Clara arregalou os olhos, surpresa.
— Eu... quero! — disse, empolgada pela primeira vez, olhando para mim de relance. — Posso?
Suspirei. Aquele olhar... impossível de resistir.
— Desde que seja com alguém de confiança. E com Seth por perto.
Seth sorriu do outro lado, em forma de lobo, abanando o rabo.
— Fechado! — disse Emmett, dando um pulinho animado. — Já ganhou meu coração, pequena.
Esme, sempre tão doce, chegou por último com uma caixinha embrulhada em tecido claro.
— Eu preparei isso para você com carinho. — Era uma manta bordada com flores e folhas. — Use sempre que quiser lembrar que tem uma família que te acolhe aqui também.
Clara a abraçou sem hesitar.
E naquele momento, pela primeira vez, vi nos olhos dela algo que me quebrou — pertencimento.
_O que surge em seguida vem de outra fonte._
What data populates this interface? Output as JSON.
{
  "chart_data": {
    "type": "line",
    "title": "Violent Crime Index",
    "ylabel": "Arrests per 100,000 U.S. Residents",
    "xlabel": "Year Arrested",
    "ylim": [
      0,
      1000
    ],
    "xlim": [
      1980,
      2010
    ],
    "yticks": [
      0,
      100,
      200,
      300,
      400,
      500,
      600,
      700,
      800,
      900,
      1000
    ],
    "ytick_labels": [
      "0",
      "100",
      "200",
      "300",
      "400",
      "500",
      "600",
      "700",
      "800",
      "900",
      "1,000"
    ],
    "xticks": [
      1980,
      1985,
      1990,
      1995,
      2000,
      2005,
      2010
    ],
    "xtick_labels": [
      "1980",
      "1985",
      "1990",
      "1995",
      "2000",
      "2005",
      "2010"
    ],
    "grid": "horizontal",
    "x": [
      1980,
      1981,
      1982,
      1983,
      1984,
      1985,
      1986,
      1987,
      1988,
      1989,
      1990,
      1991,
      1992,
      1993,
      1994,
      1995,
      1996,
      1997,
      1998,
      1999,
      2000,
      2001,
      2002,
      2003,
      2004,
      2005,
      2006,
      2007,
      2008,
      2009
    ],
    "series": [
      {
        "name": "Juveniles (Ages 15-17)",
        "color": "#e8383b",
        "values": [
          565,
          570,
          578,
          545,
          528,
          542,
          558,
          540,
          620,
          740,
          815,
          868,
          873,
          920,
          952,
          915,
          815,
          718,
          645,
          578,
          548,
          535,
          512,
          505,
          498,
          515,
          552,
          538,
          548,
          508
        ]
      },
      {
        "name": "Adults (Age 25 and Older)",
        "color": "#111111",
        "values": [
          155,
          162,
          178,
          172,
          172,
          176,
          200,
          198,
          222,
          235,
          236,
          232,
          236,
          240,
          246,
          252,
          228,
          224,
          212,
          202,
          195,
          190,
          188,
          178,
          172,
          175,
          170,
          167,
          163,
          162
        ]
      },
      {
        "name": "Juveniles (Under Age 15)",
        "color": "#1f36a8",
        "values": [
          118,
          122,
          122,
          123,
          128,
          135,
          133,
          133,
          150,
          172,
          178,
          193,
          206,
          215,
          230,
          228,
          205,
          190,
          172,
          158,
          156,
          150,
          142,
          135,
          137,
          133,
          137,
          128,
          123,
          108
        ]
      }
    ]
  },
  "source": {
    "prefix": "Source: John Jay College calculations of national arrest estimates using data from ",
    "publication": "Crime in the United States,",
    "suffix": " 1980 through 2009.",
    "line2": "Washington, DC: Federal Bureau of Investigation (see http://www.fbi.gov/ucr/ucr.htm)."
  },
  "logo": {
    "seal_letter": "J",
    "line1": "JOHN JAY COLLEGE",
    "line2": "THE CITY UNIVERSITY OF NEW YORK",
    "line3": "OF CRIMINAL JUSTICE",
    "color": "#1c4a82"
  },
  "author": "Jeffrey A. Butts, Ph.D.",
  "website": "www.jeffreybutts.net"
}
Ela olhou para mim de novo. Correu até onde eu e Jacob estávamos, e me abraçou forte.
— Eu ainda sou sua filha, mamãe. Mas... acho que posso ter mais de uma casa, né?
— Sempre que seu coração permitir — sussurrei, enterrando o rosto nos cabelos dela.
Jacob me puxou para perto, passando o braço ao redor dos meus ombros.
E ali, sob o céu cinzento de Forks, com os dois mundos finalmente se encarando, pela primeira vez em anos... eu respirei em paz.